This project uses LexisNexis's HPCC Systems and ECL to analyze databases of credit card transactional data to detect fraud and anomalies. The project will first conduct data preprocessing and deterministic modeling using a static ruleset to mark the most obvious anomalous factors. Two different Machine Learning models will then be implemented, one with supervised learning using Logic Regression and one with unsupervised learning using an Agglomerative Hierarchical Clustering technique. These results will be compared to determine which is the better method, and will then use Python data visualization libraries to visualize and interpret the output into a “Client Report”.
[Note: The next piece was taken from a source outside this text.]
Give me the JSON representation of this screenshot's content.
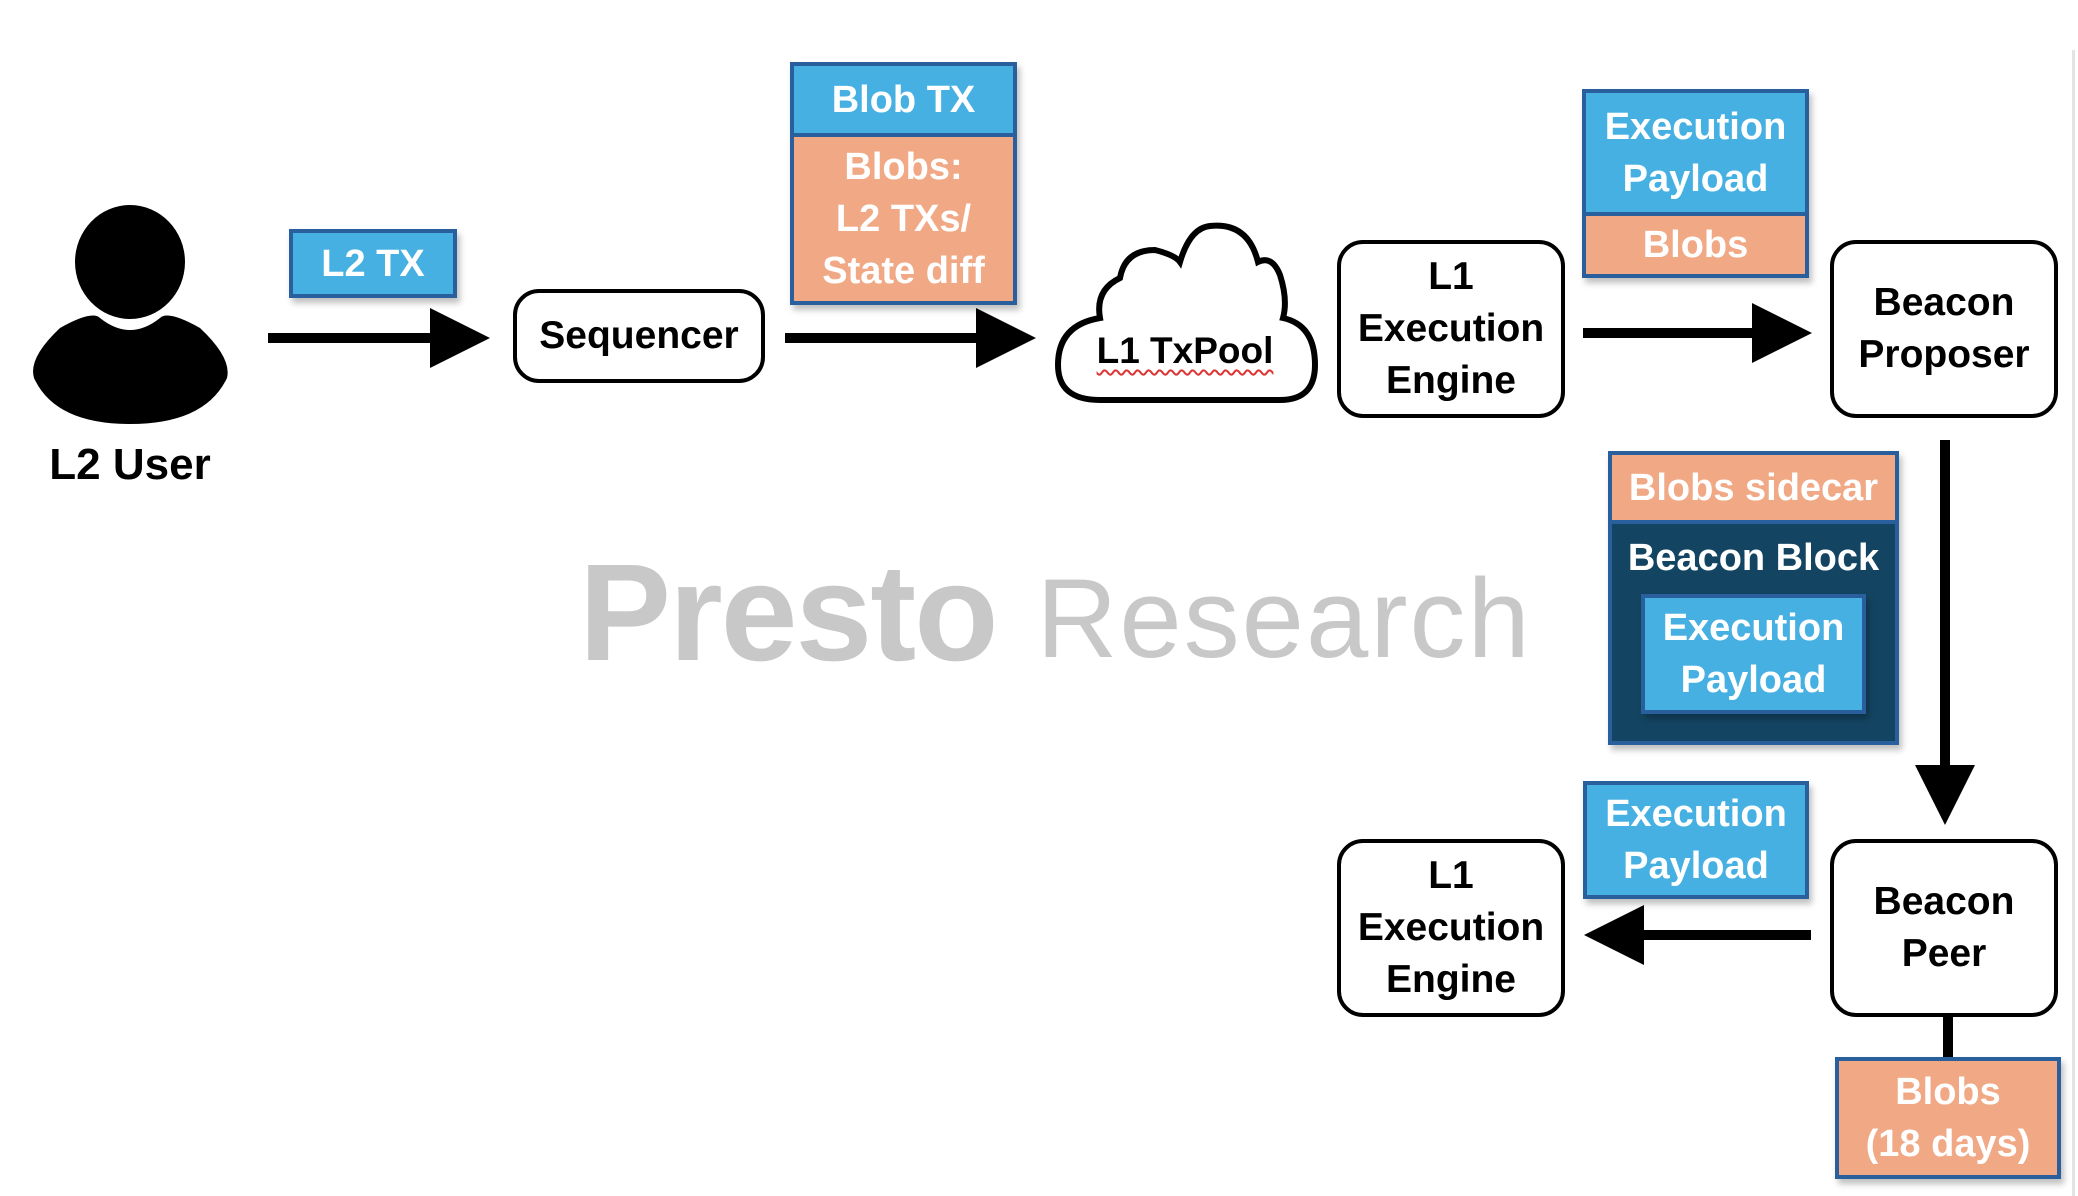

Technologies Used: ECL with ECL ML_Core, LogisticRegression, & LearningTrees libraries; HPCC Systems; SQL; Python with libraries.
First import transactions & identity (doesn't matter which you import first, but this HAS to be complete before running job 05)
For transactions:
1. 01_Data_Import
2. 02_Data_Import_Validate_Job
3. OPTIONAL: 03_Data_Patterns_Job
4. 04_Clean_Job
For identity:
1. identity/01_Data_Import
2. identity/02 Import_Validate_Job
3. OPTIONAL: identity/03_Data_Patterns_Job
4. identity/04_Clean_Job
Then you can run 05_Enrich_Data. After this, any of the models can be run.
This is the run order when you're running from scratch. If you have already imported, validated, and cleaned both transactions and identity data using the current code version, then you can ignore this somewhat.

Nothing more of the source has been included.